Complex tools with many parameters or behaviors need more documentation. Simple tools need less. This dimension scales expectations accordingly.

Parameters4/5

Does the description clarify parameter syntax, constraints, interactions, or defaults beyond what the schema provides?

With 0% schema description coverage, the description must compensate. It provides meaningful semantics for both parameters: 'artist_id: ID of the seed artist' and 'limit: Maximum tracks to return (default: 20, max: 100)'. This adds significant value beyond the bare schema, though it doesn't explain the format of artist_id values.

Input schemas describe structure but not intent. Descriptions should explain non-obvious parameter relationships and valid value ranges.

Purpose5/5

Does the description clearly state what the tool does and how it differs from similar tools?

The description clearly states the tool's purpose with specific verbs ('Get tracks similar to an artist's style') and identifies the resource ('artist radio'). It distinguishes from siblings like 'get_track_radio' by specifying artist-based recommendations rather than track-based ones.

Agents choose between tools based on descriptions. A clear purpose with a specific verb and resource helps agents select the right tool.

Usage Guidelines4/5

Does the description explain when to use this tool, when not to, or what alternatives exist?

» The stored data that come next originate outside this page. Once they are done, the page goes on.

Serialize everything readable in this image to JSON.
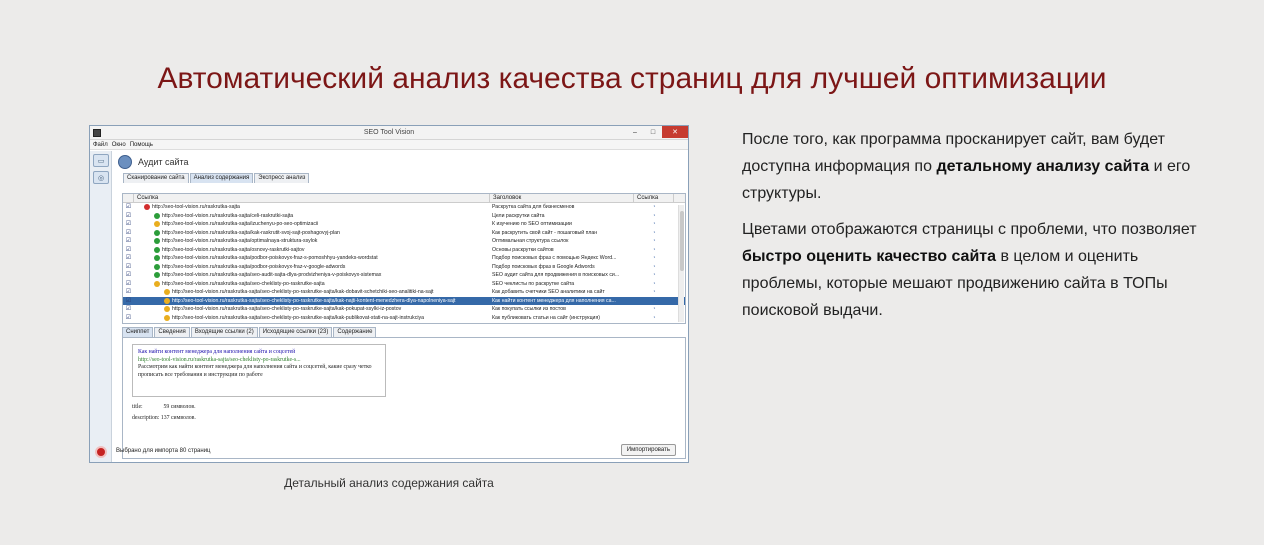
{
  "headline": "Автоматический анализ качества страниц для лучшей оптимизации",
  "caption": "Детальный анализ содержания сайта",
  "right_text": {
    "p1_a": "После того, как программа просканирует сайт, вам будет доступна информация по ",
    "p1_b": "детальному анализу сайта",
    "p1_c": " и его структуры.",
    "p2_a": "Цветами отображаются страницы с проблеми, что позволяет ",
    "p2_b": "быстро оценить качество сайта",
    "p2_c": " в целом и оценить проблемы, которые мешают продвижению сайта в ТОПы поисковой выдачи."
  },
  "window": {
    "title": "SEO Tool Vision",
    "menu": [
      "Файл",
      "Окно",
      "Помощь"
    ],
    "section_title": "Аудит сайта",
    "tabs": [
      "Сканирование сайта",
      "Анализ содержания",
      "Экспресс анализ"
    ],
    "columns": [
      "Ссылка",
      "Заголовок",
      "Ссылка"
    ],
    "rows": [
      {
        "url": "http://seo-tool-vision.ru/raskrutka-sajta",
        "title": "Раскрутка сайта для бизнесменов",
        "status": "err"
      },
      {
        "url": "http://seo-tool-vision.ru/raskrutka-sajta/celi-raskrutki-sajta",
        "title": "Цели раскрутки сайта",
        "status": "ok"
      },
      {
        "url": "http://seo-tool-vision.ru/raskrutka-sajta/izuchenyu-po-seo-optimizacii",
        "title": "К изучению по SEO оптимизации",
        "status": "warn"
      },
      {
        "url": "http://seo-tool-vision.ru/raskrutka-sajta/kak-raskrutit-svoj-sajt-poshagovyj-plan",
        "title": "Как раскрутить свой сайт - пошаговый план",
        "status": "ok"
      },
      {
        "url": "http://seo-tool-vision.ru/raskrutka-sajta/optimalnaya-struktura-ssylok",
        "title": "Оптимальная структура ссылок",
        "status": "ok"
      },
      {
        "url": "http://seo-tool-vision.ru/raskrutka-sajta/osnovy-raskrutki-sajtov",
        "title": "Основы раскрутки сайтов",
        "status": "ok"
      },
      {
        "url": "http://seo-tool-vision.ru/raskrutka-sajta/podbor-poiskovyx-fraz-s-pomoshhyu-yandeks-wordstat",
        "title": "Подбор поисковых фраз с помощью Яндекс Word...",
        "status": "ok"
      },
      {
        "url": "http://seo-tool-vision.ru/raskrutka-sajta/podbor-poiskovyx-fraz-v-google-adwords",
        "title": "Подбор поисковых фраз в Google Adwords",
        "status": "ok"
      },
      {
        "url": "http://seo-tool-vision.ru/raskrutka-sajta/seo-audit-sajta-dlya-prodvizheniya-v-poiskovyx-sistemax",
        "title": "SEO аудит сайта для продвижения в поисковых си...",
        "status": "ok"
      },
      {
        "url": "http://seo-tool-vision.ru/raskrutka-sajta/seo-cheklisty-po-raskrutke-sajta",
        "title": "SEO чеклисты по раскрутке сайта",
        "status": "warn"
      },
      {
        "url": "http://seo-tool-vision.ru/raskrutka-sajta/seo-cheklisty-po-raskrutke-sajta/kak-dobavit-schetchiki-seo-analitiki-na-sajt",
        "title": "Как добавить счетчики SEO аналитики на сайт",
        "status": "warn"
      },
      {
        "url": "http://seo-tool-vision.ru/raskrutka-sajta/seo-cheklisty-po-raskrutke-sajta/kak-najti-kontent-menedzhera-dlya-napolneniya-sajt",
        "title": "Как найти контент менеджера для наполнения са...",
        "status": "warn",
        "selected": true
      },
      {
        "url": "http://seo-tool-vision.ru/raskrutka-sajta/seo-cheklisty-po-raskrutke-sajta/kak-pokupat-ssylki-iz-postov",
        "title": "Как покупать ссылки из постов",
        "status": "warn"
      },
      {
        "url": "http://seo-tool-vision.ru/raskrutka-sajta/seo-cheklisty-po-raskrutke-sajta/kak-publikovat-stati-na-sajt-instrukciya",
        "title": "Как публиковать статьи на сайт (инструкция)",
        "status": "warn"
      }
    ],
    "detail_tabs": [
      "Сниппет",
      "Сведения",
      "Входящие ссылки (2)",
      "Исходящие ссылки (23)",
      "Содержание"
    ],
    "snippet": {
      "title": "Как найти контент менеджера для наполнения сайта и соцсетей",
      "url": "http://seo-tool-vision.ru/raskrutka-sajta/seo-cheklisty-po-raskrutke-s...",
      "desc": "Рассмотрим как найти контент менеджера для наполнения сайта и соцсетей, какие сразу четко прописать все требования и инструкции по работе"
    },
    "meta": {
      "title_label": "title:",
      "title_value": "59 символов.",
      "desc_label": "description:",
      "desc_value": "137 символов."
    },
    "status": "Выбрано для импорта 80 страниц",
    "import_label": "Импортировать",
    "colors": {
      "error": "#d22d2d",
      "warning": "#e9ae1f",
      "ok": "#2c9d3a",
      "selection": "#3569a8"
    }
  }
}
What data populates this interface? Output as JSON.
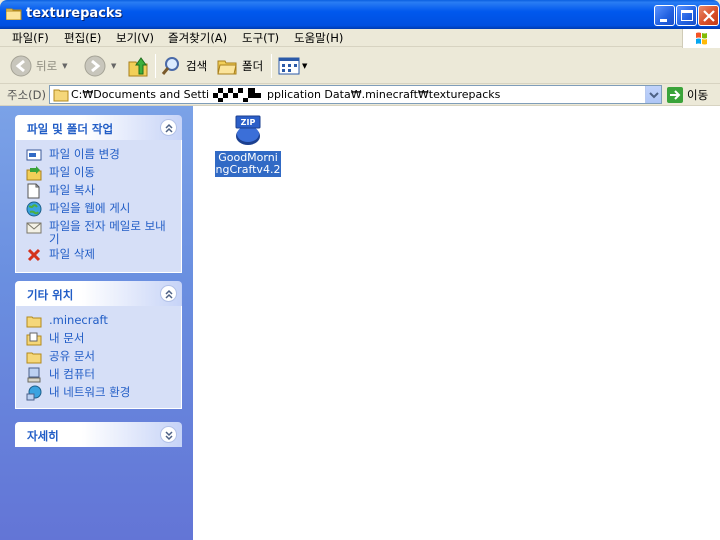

The description provides clear context about when to use this tool ('useful for discovering music in a similar style'), but doesn't explicitly mention when not to use it or name specific alternatives among the sibling tools. It implies usage for artist-based recommendations without explicit exclusions.

Agents often have multiple tools that could apply. Explicit usage guidance like "use X instead of Y when Z" prevents misuse.